Depuis cette époque grise, il retourne à Bruxelles quatre fois par an.  Pour ne pas oublier d’où il vient.  Pour se persuader qu’il est resté le même, malgré les gains gagnés au Lotto.  Une fois à Zaventem, il prendra son jet privé.  Direction l’océan.  Son coin de paradis.  Son île.

Les Bribes se fondent sur les principes de l'OuLiPo.

29 avril 2010

Bribe #19 - Catherine, 24 ans

Elle lit.  Partout.  Dans le bus, dans le métro, devant son bol de céréales.  Dans son bain, aux toilettes, dans son lit.  Elle avale les mots des autres.  Droguée aux phrases.  Elle a toujours une dose de secours dans son sac, trois bouquins « au cas où ».  Elle a pris cette précaution depuis ce jour maudit où elle s’est retrouvée sans rien à se mettre sous les yeux, dans un quartier où aucune librairie n’avait élu domicile  Elle a eu l’horrible impression de se retrouver nue.  Elle a cru qu’elle allait devenir dingue. Vite une pharmacie pour une boîte d’aspirines !  Pour lire le mode d’emploi.  Catherine est une acharnée des caractères d’imprimerie format Arial et Times New Roman.

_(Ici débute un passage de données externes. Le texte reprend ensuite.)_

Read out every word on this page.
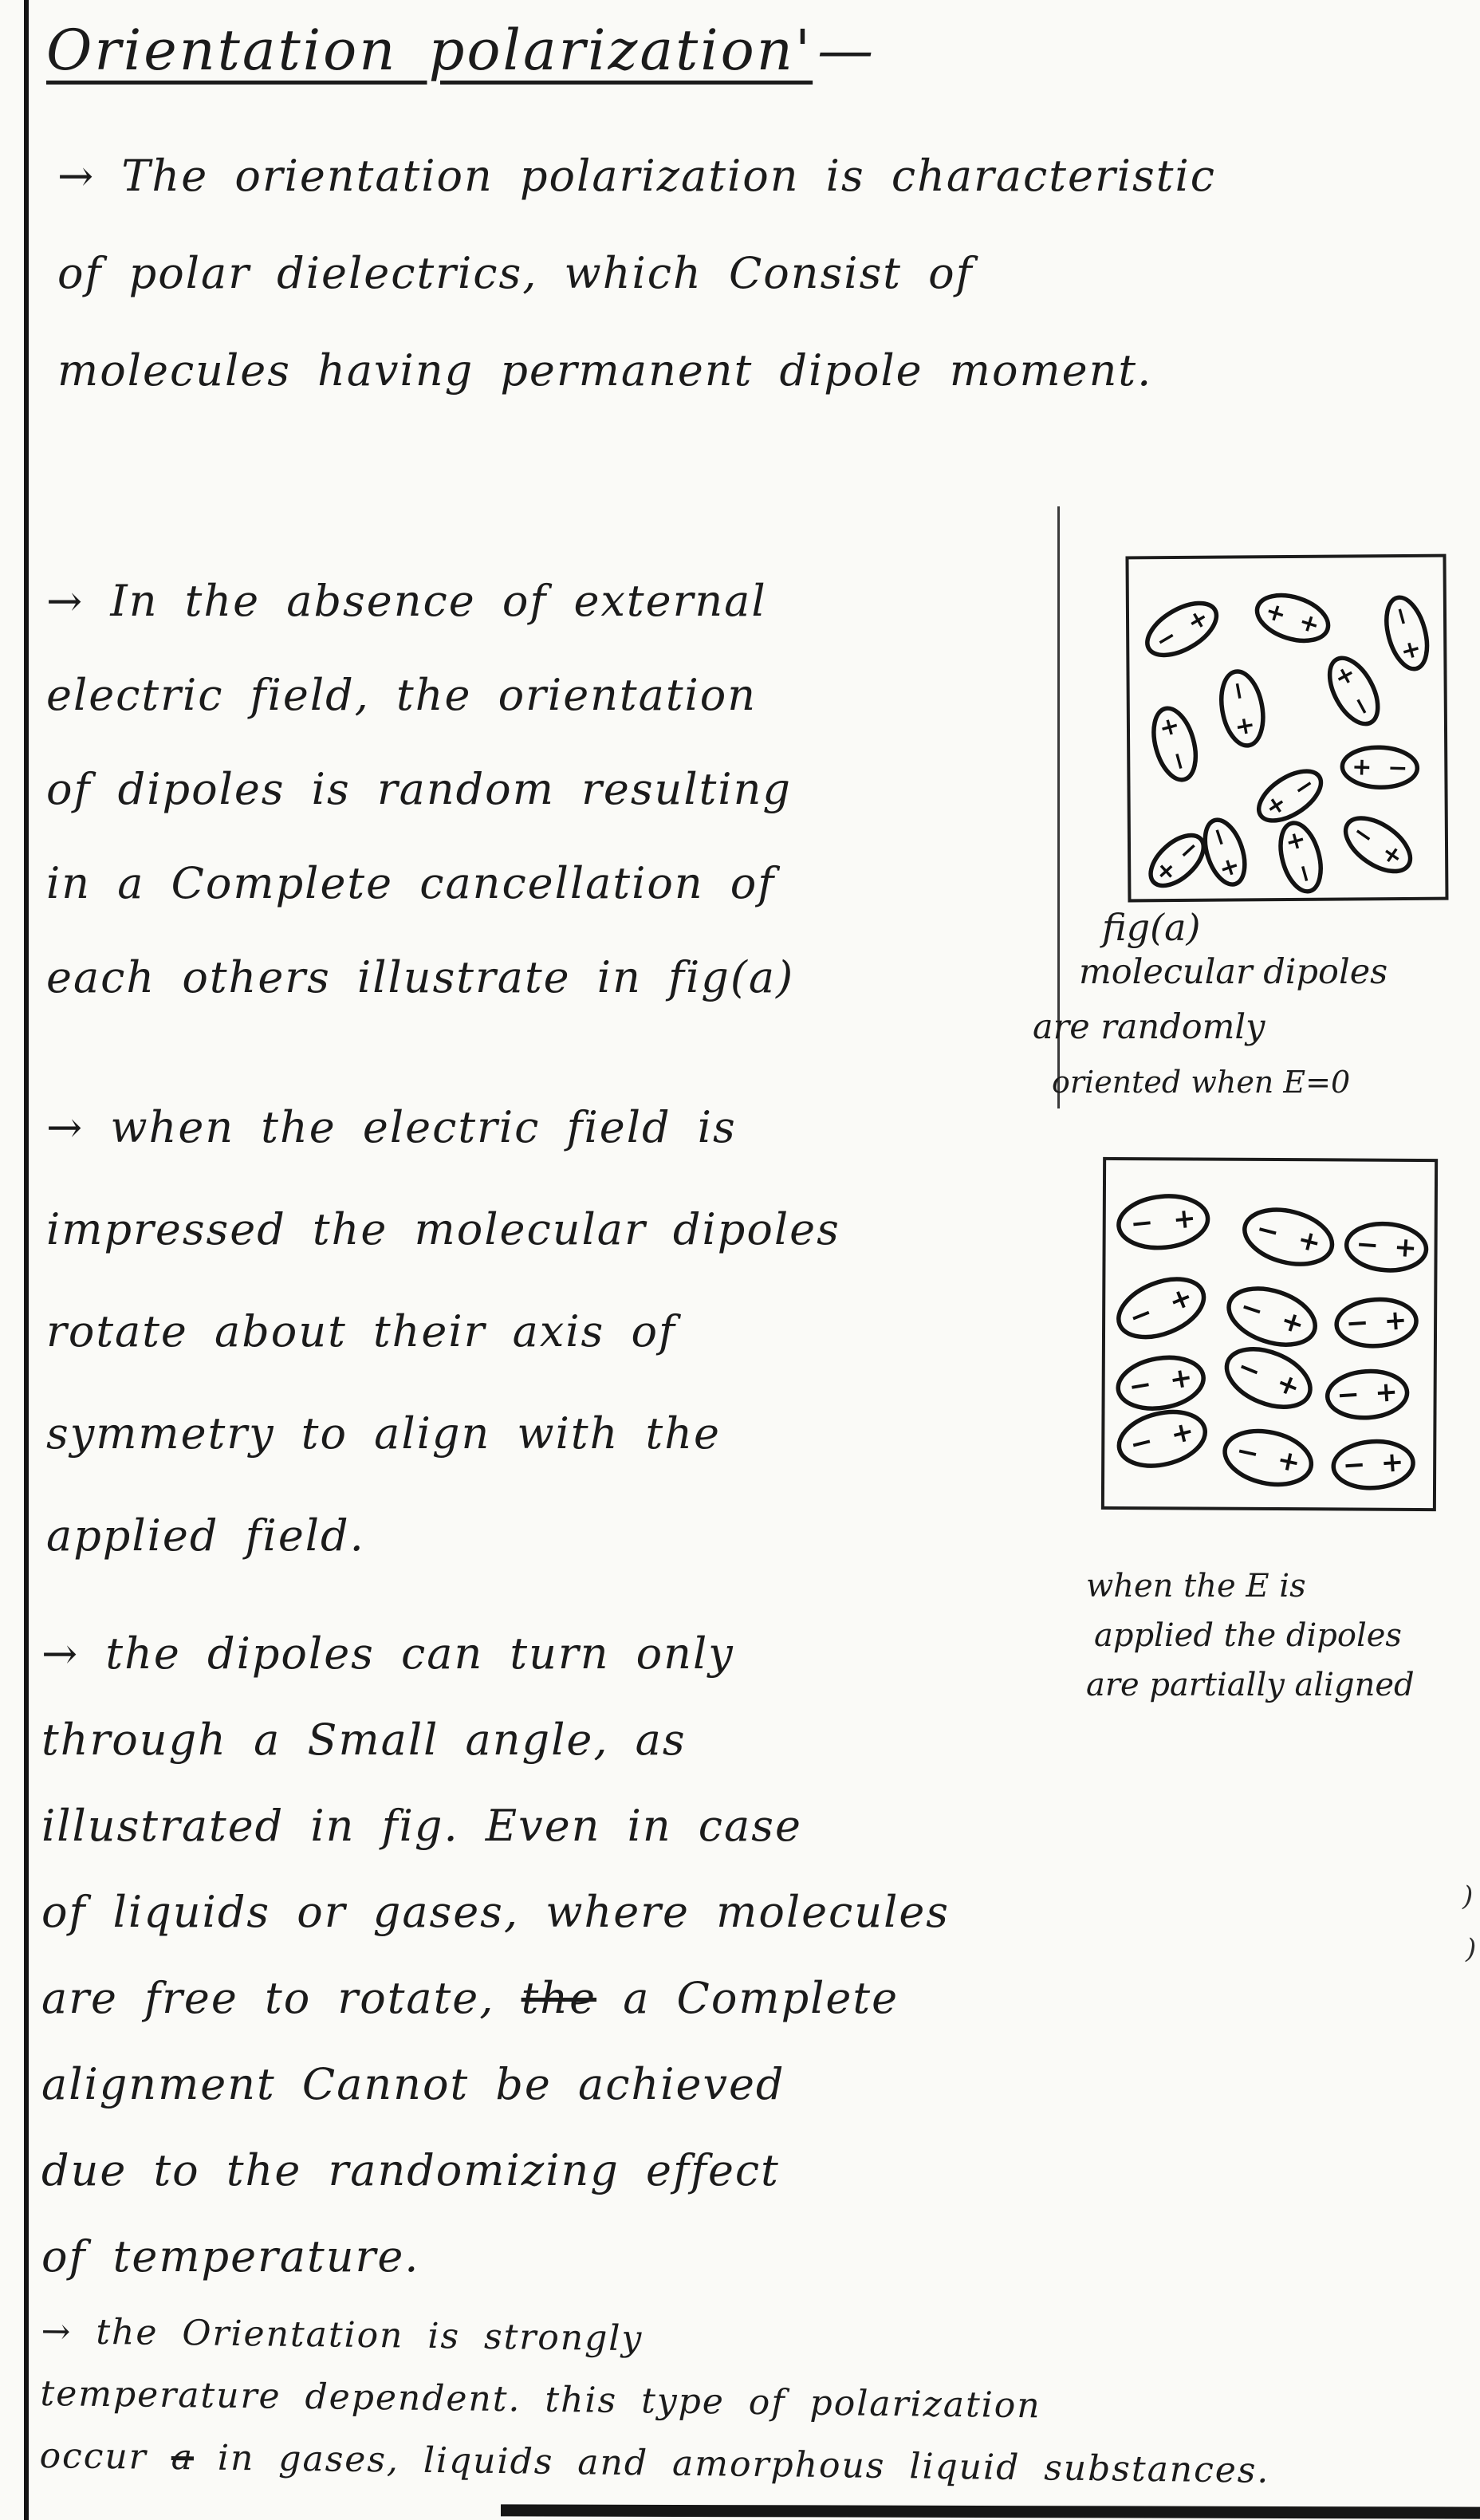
Orientation polarization'—
→ The orientation polarization is characteristic
of polar dielectrics, which Consist of
molecules having permanent dipole moment.
→ In the absence of external
electric field, the orientation
of dipoles is random resulting
in a Complete cancellation of
each others illustrate in fig(a)
→ when the electric field is
impressed the molecular dipoles
rotate about their axis of
symmetry to align with the
applied field.
→ the dipoles can turn only
through a Small angle, as
illustrated in fig. Even in case
of liquids or gases, where molecules
are free to rotate, the a Complete
alignment Cannot be achieved
due to the randomizing effect
of temperature.
→ the Orientation is strongly
temperature dependent. this type of polarization
occur a in gases, liquids and amorphous liquid substances.
−
+ + +	−
+
+
−
−
+
+
−
+
−
+ −
+
−
−
+
+
−
−
+
fig(a)
molecular dipoles
are randomly
oriented when E=0
− + − + − +
− + − + − +
− + − + − +
− +
− + − +
when the E is
applied the dipoles
are partially aligned
)
)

A vingt-quatre ans, elle lit tout.  Avec acharnement.  Comme si la vérité du monde se trouvait entre les lignes.  Des romans d’espionnage avec force rebondissements, crimes en cols blancs et démarches frauduleuses.  Puis un essai philosophique, lourd de mille pages, qui lui siphonnera l’esprit.  Elle enchaîne avec un conte pour enfants, vacances à la mer pour synapses fatiguées.  Elle s’amuse de l’expérience hippie d’un romancier ayant rejoint, quarante ans plus tard, les rangs du politiquement correct.  Elle se brûlera les yeux dans des récits fantastiques, peuplés ici de monstres gluants, là de soucoupes volantes ou encore de barbares musculeux armés de haches sanglantes.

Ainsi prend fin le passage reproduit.